Day to day the pandemic hasn’t really changed much for me; I spend a lot of time on video calls working with my team, partners and clients who are based all around the world.A normal day will often involve a mix of requirements gathering workshops, status calls, team meetings and updates to senior stakeholders.

In addition to delivering programmes, I also work with our sales teams on prospective client work. I enjoy being a part of the sales process as it allows me to build a deep relationship with my clients before delivering a programme for them. I enjoy getting to stay in touch with my clients, supporting them through the whole process and it’s rewarding to see the evolution of my work.

What skills and expertise do you need to be good at your role?

People are really at the heart of my role; from the programme team, to the client and other partner organisations, so I think the most important skill is the ability to bring those individuals together in a way that helps them to match up complimentary skillsets whilst spotting any gaps.

Alongside that, the ability to communicate clearly and in plain language is key. Because I work with people with differing technical knowledge, part of my role involves conveying technical detail so it’s simple enough to be understood by everyone.

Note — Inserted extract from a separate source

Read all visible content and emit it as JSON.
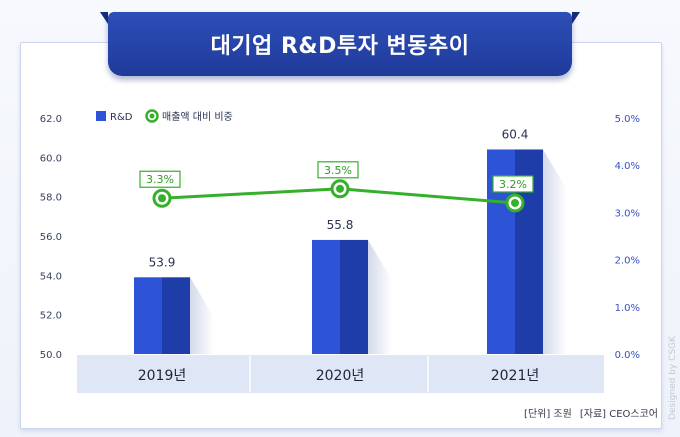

I’m not a fan of jargon and acronyms so I try to use them as little as possible

Lastly, when working with technology things don’t always go to plan so having the ability to think on your feet and problem solve are good skills to have, as is the ability to keep an eye on the overall goals and priorities of the project.

What’s your favourite thing about your job?

It’s difficult to pick one thing but if I had to pick it would be the people, both within Isobar and on the client side. The nature of the work means that you always form a big team made up of people from all the different organisations that you’re working with. It’s really rewarding to create and develop that team, to work together towards a common goal. It can be high pressured work at times, but you grow and learn from each other and that makes the sense of achievement at the end even better.

Do you have any advice for someone starting out in their career?

Take some time to find out what you enjoy doing, keep learning and remember not all career paths are linear. When you start your first role, get to know the people on the reception desk or your admin team. They’re often super friendly, have a wealth of information about the business and they tend to know almost everyone, so if you’re stuck they often know who might be able to help you. 

Also don’t be afraid to ask your manager and senior leaders for opportunities to shadow them – it’s a great way to learn about the business that you’re working in and it can help you to define your own career path.